FeatureBase PQL guide
Pilosa Query Language (PQL) is FeatureBase’s native query language.
Table of contents
About PQL
Like SQL, PQL is a declarative, set-based language. Unlike SQL, PQL expressions are built by composing function calls, using the familiar parentheses call syntax. With this function-compositional syntax, PQL functions operate on bitmaps as the atomic elements of the data store, expressing boolean operations of arbitrary complexity. PQL also provides a number of functions outside of this paradigm, which implement common data tasks like aggregation.
PQL calls
Many PQL calls return or accept objects representing rows (row calls or columns (rows calls), and understanding these types is key to composing the various types of PQL call to build a query.
For example, the row call is the basic query type for reading bitmaps and performing boolean operations on them. The input type signatures of row calls vary, but they always return an object representing a set contained in a single row (i.e. a computed row, not necessarily a stored row), which can be passed as an argument to other queries.
For a simple example, consider this diagram:
This is a PQL query on a table of users which includes fields for gender, age, location, and interests. It asks a question involving a moderately complex boolean combination of these fields. Note that each annotated component within the Count
is a separate row call, representing a set of users; each of these could be a standalone query, or passed to a Count
call, for example. Count
accepts a single row call, regardless of its structure, and returns a scalar value.
While other calls may accept different types, this composition of function calls is an important concept for PQL usage.
A Note About Terminology
For historical reasons, FeatureBase’s concepts of “row” and “column” are not conventional, and may be confusing.
In PQL:
- An index is a single “universe” of data, with a shared column space, and a group of related fields.
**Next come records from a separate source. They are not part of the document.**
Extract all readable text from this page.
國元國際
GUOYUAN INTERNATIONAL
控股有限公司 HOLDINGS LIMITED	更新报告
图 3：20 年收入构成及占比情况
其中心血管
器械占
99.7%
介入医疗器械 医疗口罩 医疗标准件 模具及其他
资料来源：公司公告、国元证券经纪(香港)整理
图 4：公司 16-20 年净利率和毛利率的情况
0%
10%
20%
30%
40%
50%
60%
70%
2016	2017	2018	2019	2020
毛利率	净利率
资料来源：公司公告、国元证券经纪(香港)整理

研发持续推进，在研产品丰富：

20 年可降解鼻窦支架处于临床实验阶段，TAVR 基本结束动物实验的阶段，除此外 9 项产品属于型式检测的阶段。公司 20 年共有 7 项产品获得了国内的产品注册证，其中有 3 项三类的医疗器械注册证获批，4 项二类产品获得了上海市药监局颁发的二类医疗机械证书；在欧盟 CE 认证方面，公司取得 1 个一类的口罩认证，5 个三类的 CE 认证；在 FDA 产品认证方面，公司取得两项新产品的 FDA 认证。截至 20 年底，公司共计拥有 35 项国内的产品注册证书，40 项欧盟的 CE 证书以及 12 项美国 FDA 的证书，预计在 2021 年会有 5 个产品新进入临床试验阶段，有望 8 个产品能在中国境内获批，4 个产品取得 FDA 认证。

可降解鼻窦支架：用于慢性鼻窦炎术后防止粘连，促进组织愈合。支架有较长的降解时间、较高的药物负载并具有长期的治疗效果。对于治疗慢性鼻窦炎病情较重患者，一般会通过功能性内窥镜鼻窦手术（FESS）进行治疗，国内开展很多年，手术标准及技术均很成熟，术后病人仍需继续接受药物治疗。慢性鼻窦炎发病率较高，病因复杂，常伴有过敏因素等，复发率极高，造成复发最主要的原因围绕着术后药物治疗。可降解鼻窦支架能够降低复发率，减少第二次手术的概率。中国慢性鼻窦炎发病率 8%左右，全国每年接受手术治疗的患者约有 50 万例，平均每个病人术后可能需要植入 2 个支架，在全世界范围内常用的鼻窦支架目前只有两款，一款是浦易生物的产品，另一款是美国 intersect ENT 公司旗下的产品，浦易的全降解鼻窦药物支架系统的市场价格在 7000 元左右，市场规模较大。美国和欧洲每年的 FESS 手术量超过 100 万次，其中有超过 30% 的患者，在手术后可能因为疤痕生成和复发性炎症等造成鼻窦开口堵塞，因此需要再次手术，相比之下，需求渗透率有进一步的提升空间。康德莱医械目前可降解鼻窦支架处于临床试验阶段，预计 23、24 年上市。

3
The term table may be used interchangeably, as well as the deprecated term VDS (Virtual Data Source).
- A column represents an instance of the entity of concern for a given table, such as a user or an event. Columns are common to all fields and rows within an index. Because this concept might be referred to as a row in other data stores, to reduce ambiguity, a column may be referred to as a record.
- A row represents a single, binary characteristic that may be associated with any record. A row maintains a set of bits — a bitmap — indicating which records have a bit Set for its attribute. To reduce ambiguity, a row may be referred to as a field value. Note that this is conceptually different from the use of “column” in other data stores, in that each row stores membership information per value. While this is mainly an implementation detail in normal FeatureBase usage, it can be helpful in understanding the underlying data model.
- A field is a grouping of rows, for example, to combine several single rows into a non-boolean categorical value, or an integer value. From a user’s perspective, this term aligns well with usage by other data stores.
The names of the Row Calls and Rows Calls types, as well as calls like Row
and Rows
are all based on these definitions.
Subexpressions
Because of the nested structure of the language, subexpressions in a query are often meaningful queries on their own, and terms like “query”, “call”, “keyword”, and “function” may be used somewhat interchangeably. Here, query is used to refer to a conceptually complete, runnable query, and call refers to the individual named PQL functions from which queries are composed.
PQL top level calls
In some contexts, particularly FeatureBase’s /index/{index}/query
HTTP endpoint, a PQL query request may consist of any number of disjoint queries (also known as top-level calls), optionally separated by whitespace. These queries are executed serially, and their results are returned in order.
Query Types
PQL queries can be broadly grouped into:
Grouping | Description | Further information |
---|---|---|
Read operations | Comprise the majority of PQL keywords, and often the majority of PQL usage. | PQL Read operations |
Write operations | Write operations can be used instead of command-line ingestion tools | PQL Write operations CLI ingest tools |
Other operations | Modify the execution context and return types of the queries passed to it. | PQL options |